Das Sankt-Hilarion-Schloss ist eine Burgruine in den Kyrenia-Bergen, die aus drei übereinander angeordneten Bereichen mit Mauern und Treppen besteht. Die einzelnen Sektionen sind durch Wege verbunden und bieten an jeder Ebene unterschiedliche Ausblicke und Räume zu entdecken.
Das Schloss begann im 10. Jahrhundert als Kloster, als Byzantiner eine Kirche über dem Grab eines Eremiten errichteten. Später bauten Lusignan-Herrscher es zu einer Befestigung aus, die sowohl religiöse als auch militärische Zwecke erfüllte.

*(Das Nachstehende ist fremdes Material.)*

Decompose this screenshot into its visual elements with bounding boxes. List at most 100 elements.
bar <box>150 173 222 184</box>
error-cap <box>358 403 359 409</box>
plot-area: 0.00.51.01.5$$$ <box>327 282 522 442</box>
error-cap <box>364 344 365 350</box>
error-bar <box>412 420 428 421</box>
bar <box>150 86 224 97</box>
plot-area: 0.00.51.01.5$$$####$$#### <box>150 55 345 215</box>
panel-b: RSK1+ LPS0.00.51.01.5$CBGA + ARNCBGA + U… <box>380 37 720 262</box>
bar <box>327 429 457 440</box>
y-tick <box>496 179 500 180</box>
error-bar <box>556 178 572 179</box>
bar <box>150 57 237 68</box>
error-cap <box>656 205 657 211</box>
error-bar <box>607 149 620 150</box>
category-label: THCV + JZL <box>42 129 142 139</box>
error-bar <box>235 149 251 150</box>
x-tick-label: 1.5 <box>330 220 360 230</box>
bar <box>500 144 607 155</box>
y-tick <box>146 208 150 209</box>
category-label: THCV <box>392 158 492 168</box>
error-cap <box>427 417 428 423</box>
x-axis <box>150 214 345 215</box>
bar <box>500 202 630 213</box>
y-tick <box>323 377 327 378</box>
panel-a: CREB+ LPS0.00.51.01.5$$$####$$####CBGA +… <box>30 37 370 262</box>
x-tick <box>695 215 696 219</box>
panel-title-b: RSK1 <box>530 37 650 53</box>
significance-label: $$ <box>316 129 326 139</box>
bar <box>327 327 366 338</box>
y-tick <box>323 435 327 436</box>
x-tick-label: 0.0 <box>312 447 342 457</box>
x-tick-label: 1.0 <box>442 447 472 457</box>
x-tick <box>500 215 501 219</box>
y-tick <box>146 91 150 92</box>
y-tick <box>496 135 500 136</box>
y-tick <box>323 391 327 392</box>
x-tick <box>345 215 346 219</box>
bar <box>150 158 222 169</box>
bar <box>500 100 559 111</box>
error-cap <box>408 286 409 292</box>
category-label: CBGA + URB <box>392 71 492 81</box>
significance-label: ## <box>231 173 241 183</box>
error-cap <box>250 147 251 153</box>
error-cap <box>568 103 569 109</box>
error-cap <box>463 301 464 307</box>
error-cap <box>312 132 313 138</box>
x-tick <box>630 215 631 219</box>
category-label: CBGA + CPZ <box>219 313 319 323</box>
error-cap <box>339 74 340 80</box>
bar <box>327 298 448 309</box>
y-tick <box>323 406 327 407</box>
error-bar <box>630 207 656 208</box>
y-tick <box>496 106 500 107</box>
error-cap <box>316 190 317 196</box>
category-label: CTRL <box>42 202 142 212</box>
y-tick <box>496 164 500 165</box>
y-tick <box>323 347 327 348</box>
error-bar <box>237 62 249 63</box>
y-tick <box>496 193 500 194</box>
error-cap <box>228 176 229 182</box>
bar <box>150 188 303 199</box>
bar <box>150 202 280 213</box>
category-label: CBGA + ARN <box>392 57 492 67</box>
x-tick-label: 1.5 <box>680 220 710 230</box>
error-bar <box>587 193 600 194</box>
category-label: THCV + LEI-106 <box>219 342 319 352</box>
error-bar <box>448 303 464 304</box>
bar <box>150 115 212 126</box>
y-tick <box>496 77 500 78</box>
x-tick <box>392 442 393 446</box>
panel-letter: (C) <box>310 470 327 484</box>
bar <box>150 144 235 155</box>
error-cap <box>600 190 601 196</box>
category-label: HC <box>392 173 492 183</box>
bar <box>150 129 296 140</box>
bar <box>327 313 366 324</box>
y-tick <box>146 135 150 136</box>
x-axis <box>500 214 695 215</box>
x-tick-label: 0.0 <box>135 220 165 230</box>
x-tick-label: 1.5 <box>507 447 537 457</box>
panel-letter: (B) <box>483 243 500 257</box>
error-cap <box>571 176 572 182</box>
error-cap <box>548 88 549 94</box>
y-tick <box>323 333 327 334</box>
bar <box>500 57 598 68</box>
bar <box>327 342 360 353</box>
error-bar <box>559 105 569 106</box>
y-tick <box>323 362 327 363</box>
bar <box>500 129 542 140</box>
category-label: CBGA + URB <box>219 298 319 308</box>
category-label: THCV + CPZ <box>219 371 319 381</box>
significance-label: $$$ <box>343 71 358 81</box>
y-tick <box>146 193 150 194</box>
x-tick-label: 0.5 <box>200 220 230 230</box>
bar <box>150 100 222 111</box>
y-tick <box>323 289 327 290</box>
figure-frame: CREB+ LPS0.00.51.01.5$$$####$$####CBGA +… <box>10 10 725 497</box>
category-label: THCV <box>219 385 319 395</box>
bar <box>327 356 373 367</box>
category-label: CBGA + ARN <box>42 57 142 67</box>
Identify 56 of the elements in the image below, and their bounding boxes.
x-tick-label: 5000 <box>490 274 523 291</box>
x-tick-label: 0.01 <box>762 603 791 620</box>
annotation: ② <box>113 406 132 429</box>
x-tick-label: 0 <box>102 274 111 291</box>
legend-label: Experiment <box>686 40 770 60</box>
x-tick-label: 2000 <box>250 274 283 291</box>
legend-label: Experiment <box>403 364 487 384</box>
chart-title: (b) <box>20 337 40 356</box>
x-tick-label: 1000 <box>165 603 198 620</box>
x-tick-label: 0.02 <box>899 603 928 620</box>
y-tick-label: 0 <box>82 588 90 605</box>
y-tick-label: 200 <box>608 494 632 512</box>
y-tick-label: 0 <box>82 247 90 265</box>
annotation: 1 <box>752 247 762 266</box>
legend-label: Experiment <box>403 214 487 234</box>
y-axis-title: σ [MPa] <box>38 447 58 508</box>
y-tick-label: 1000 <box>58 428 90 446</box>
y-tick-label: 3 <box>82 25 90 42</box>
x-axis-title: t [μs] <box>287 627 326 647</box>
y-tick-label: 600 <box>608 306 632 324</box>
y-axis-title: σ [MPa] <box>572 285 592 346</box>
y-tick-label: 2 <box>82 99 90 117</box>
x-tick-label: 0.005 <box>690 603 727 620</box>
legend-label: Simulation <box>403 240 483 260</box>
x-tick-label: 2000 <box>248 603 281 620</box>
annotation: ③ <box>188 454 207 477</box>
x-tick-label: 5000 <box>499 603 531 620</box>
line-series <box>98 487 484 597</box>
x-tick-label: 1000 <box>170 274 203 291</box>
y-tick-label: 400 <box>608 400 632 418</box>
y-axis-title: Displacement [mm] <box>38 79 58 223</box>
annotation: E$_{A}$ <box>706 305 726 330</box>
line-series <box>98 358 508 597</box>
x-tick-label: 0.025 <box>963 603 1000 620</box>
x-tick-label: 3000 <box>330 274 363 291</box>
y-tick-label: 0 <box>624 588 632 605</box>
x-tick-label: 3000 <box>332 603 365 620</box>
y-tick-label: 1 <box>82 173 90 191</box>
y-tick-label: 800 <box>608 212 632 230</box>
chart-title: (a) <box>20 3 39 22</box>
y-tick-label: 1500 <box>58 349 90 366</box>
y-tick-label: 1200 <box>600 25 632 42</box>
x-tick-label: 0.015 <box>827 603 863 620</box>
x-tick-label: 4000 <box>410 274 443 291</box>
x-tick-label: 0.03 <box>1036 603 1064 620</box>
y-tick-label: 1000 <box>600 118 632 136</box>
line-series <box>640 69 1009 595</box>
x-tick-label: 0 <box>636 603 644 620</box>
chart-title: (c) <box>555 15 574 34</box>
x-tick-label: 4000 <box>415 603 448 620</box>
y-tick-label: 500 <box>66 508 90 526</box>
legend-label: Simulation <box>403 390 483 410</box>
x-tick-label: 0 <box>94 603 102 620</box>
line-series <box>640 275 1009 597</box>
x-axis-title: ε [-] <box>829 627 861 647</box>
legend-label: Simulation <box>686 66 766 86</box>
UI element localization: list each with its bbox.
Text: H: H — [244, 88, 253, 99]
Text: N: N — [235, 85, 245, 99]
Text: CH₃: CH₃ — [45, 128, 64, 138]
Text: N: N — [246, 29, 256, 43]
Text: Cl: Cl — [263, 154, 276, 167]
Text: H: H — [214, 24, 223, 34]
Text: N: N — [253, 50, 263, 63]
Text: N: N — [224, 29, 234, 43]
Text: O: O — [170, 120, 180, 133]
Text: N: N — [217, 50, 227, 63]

Das Schloss war über Jahrhunderte ein religiöser Ort mit einer Kapelle, die heute noch zu sehen ist und Besucher anzieht, die Geschichte und Glaube verbinden möchten. Die Ruinen zeigen, wie Menschen hier oben lebten und beteten, während sie die Ebenen darunter bewachten.
Der Aufstieg erfordert Trittsicherheit und festes Schuhwerk, da es viele Stufen und steile Wege gibt. Besucher sollten Wasser und Sonnenschutz mitbringen, besonders an heißen Tagen.
Von der höchsten Plattform aus kann man bei klarem Himmel die türkische Küste und die Taurus-Berge sehen. Diese Aussicht zeigt, wie strategisch wichtig dieser Ort für die Überwachung der Meerengen war.